Между тем сам капитан, пребывая в счастливом неведении о происходящем в кормовой каюте, курил трубку, пил горячительное и забавлялся с Йоханнесом. Медведь же воспылал теплыми чувствами к Филипу и теперь отстаивал с ним каждую вахту.
На борту был еще один человек, которого нам не следует упускать из виду, – одноглазый лоцман Шрифтен, почему-то проникшийся враждебностью как к нашему герою, так и к его верному спутнику-медведю. Поскольку Филип числился офицером, Шрифтен не осмеливался выступать против него открыто, но пользовался любой возможностью ему досадить и постоянно пытался подстрекать матросов. С медведем он и вовсе не сдерживался – всякий раз, проходя мимо, отвешивал зверю крепкий пинок, сопровождая его площадной бранью. Лоцман не имел приятелей среди команды, но все его побаивались, и он обладал необъяснимым влиянием на моряков.
Такова была обстановка на борту барка «Тер Шиллинг», который, в компании двух других кораблей, угодил в полосу штиля приблизительно в двух днях пути от мыса Доброй Надежды. Было очень жарко, в этих южных широтах стояло лето, и Филип, лежавший под растянутой над мостиком парусиной, изнывал от зноя.
Он даже задремал, но проснулся от холода, волной пробежавшего по телу и будто застывшего в груди. Приоткрыв глаза, он увидел над собою лоцмана Шрифтена, державшего в пальцах стальную цепочку, на которой висела священная реликвия. Филип снова зажмурился, рассчитывая выведать намерения лоцмана, а тот принялся осторожно вытягивать цепочку из кармана юноши.
Когда вещица выскользнула наружу, лоцман попытался было надеть цепочку на себя, но тут Филип резко выбросил руку и стиснул пальцы Шрифтена.
– Что сие означает? – справился он возмущенно, отбирая у вора свою цепочку.
Шрифтен как будто ничуть не смутился тем, что его застигли с поличным. Он лишь смерил Филипа взглядом и насмешливо спросил:
– Там что, ее портрет, а?
Вандердекен поднялся, оттолкнул лоцмана и сложил руки на груди.
– Советую вам не проявлять неуместного любопытства, минхеер, не то пожалеете.
– Или же, – продолжал лоцман, словно не услышав Филипа, – там внутри детский чепец, верное средство от утопления?
– Ступайте по своим делам, минхеер.
– А, вы же католик. Значит, там пальчик святого или – о, я догадался! – щепка Святого Креста.
Филип невольно вздрогнул.
– Ага! Я прав! – Шрифтен побежал к матросам, что толпились на палубе. – Ребята, хочу, чтоб вы кое-что узнали! У нас на борту частица Святого Креста, так что никакой дьявол нам не страшен!

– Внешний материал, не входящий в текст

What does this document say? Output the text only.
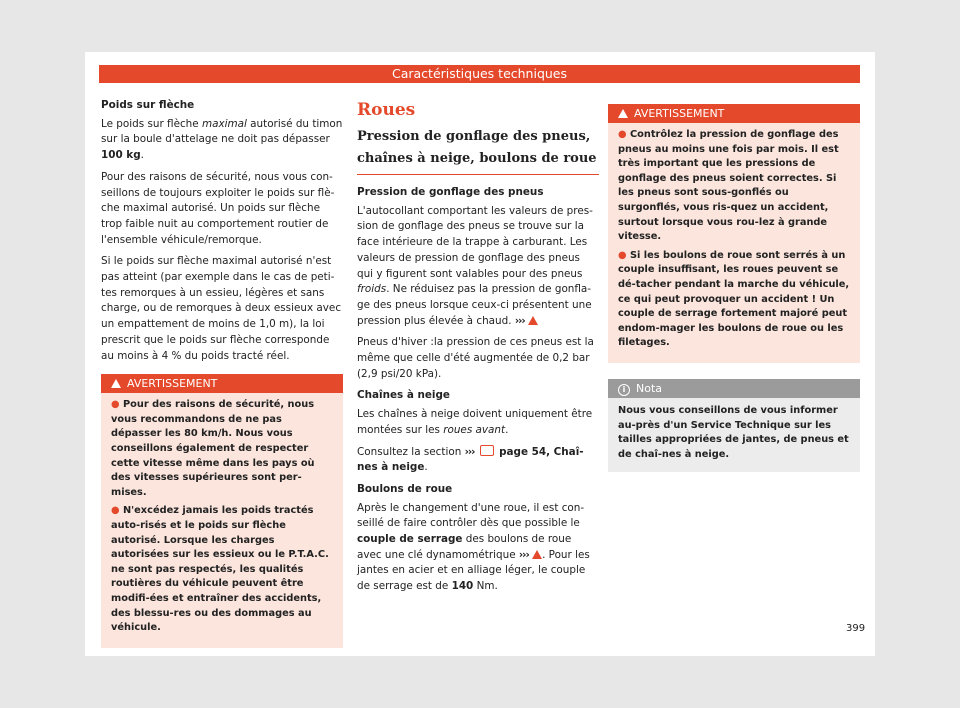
Caractéristiques techniques

Poids sur flèche

Le poids sur flèche maximal autorisé du timon sur la boule d'attelage ne doit pas dépasser 100 kg.

Pour des raisons de sécurité, nous vous con-seillons de toujours exploiter le poids sur flè-che maximal autorisé. Un poids sur flèche trop faible nuit au comportement routier de l'ensemble véhicule/remorque.

Si le poids sur flèche maximal autorisé n'est pas atteint (par exemple dans le cas de peti-tes remorques à un essieu, légères et sans charge, ou de remorques à deux essieux avec un empattement de moins de 1,0 m), la loi prescrit que le poids sur flèche corresponde au moins à 4 % du poids tracté réel.

AVERTISSEMENT
● Pour des raisons de sécurité, nous vous recommandons de ne pas dépasser les 80 km/h. Nous vous conseillons également de respecter cette vitesse même dans les pays où des vitesses supérieures sont per-mises.
● N'excédez jamais les poids tractés auto-risés et le poids sur flèche autorisé. Lorsque les charges autorisées sur les essieux ou le P.T.A.C. ne sont pas respectés, les qualités routières du véhicule peuvent être modifi-ées et entraîner des accidents, des blessu-res ou des dommages au véhicule.
Roues
Pression de gonflage des pneus, chaînes à neige, boulons de roue

Pression de gonflage des pneus

L'autocollant comportant les valeurs de pres-sion de gonflage des pneus se trouve sur la face intérieure de la trappe à carburant. Les valeurs de pression de gonflage des pneus qui y figurent sont valables pour des pneus froids. Ne réduisez pas la pression de gonfla-ge des pneus lorsque ceux-ci présentent une pression plus élevée à chaud. ›››

Pneus d'hiver :la pression de ces pneus est la même que celle d'été augmentée de 0,2 bar (2,9 psi/20 kPa).

Chaînes à neige

Les chaînes à neige doivent uniquement être montées sur les roues avant.

Consultez la section ››› page 54, Chaî-nes à neige.

Boulons de roue

Après le changement d'une roue, il est con-seillé de faire contrôler dès que possible le couple de serrage des boulons de roue avec une clé dynamométrique ››› . Pour les jantes en acier et en alliage léger, le couple de serrage est de 140 Nm.

AVERTISSEMENT
● Contrôlez la pression de gonflage des pneus au moins une fois par mois. Il est très important que les pressions de gonflage des pneus soient correctes. Si les pneus sont sous-gonflés ou surgonflés, vous ris-quez un accident, surtout lorsque vous rou-lez à grande vitesse.
● Si les boulons de roue sont serrés à un couple insuffisant, les roues peuvent se dé-tacher pendant la marche du véhicule, ce qui peut provoquer un accident ! Un couple de serrage fortement majoré peut endom-mager les boulons de roue ou les filetages.
i Nota
Nous vous conseillons de vous informer au-près d'un Service Technique sur les tailles appropriées de jantes, de pneus et de chaî-nes à neige.
399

Филип, сам не ведая почему, последовал за Шрифтеном, спустился по трапу и пересекал квартердек, когда лоцман заговорил с матросами.
– Ну да, – отозвался один старый моряк, – ни дьявол, ни сам «Летучий голландец».
«„Летучий голландец“? – мысленно озадачился Филип. – Это кто же такой?» Он сделал еще шажок вперед и укрылся за грот-мачтой, надеясь услышать что-нибудь полезное для себя. Его надежда оправдалась.
– Говорят, что повстречаться с ним хуже, чем с сатаной, – сказал другой матрос.
– Да кто его видел-то?
– Не скажи, его видели много раз, и корабль, который с ним встретится, считай, обречен.
– А где он обычно появляется?
– Ну, болтают, что главным образом его видали у Мыса.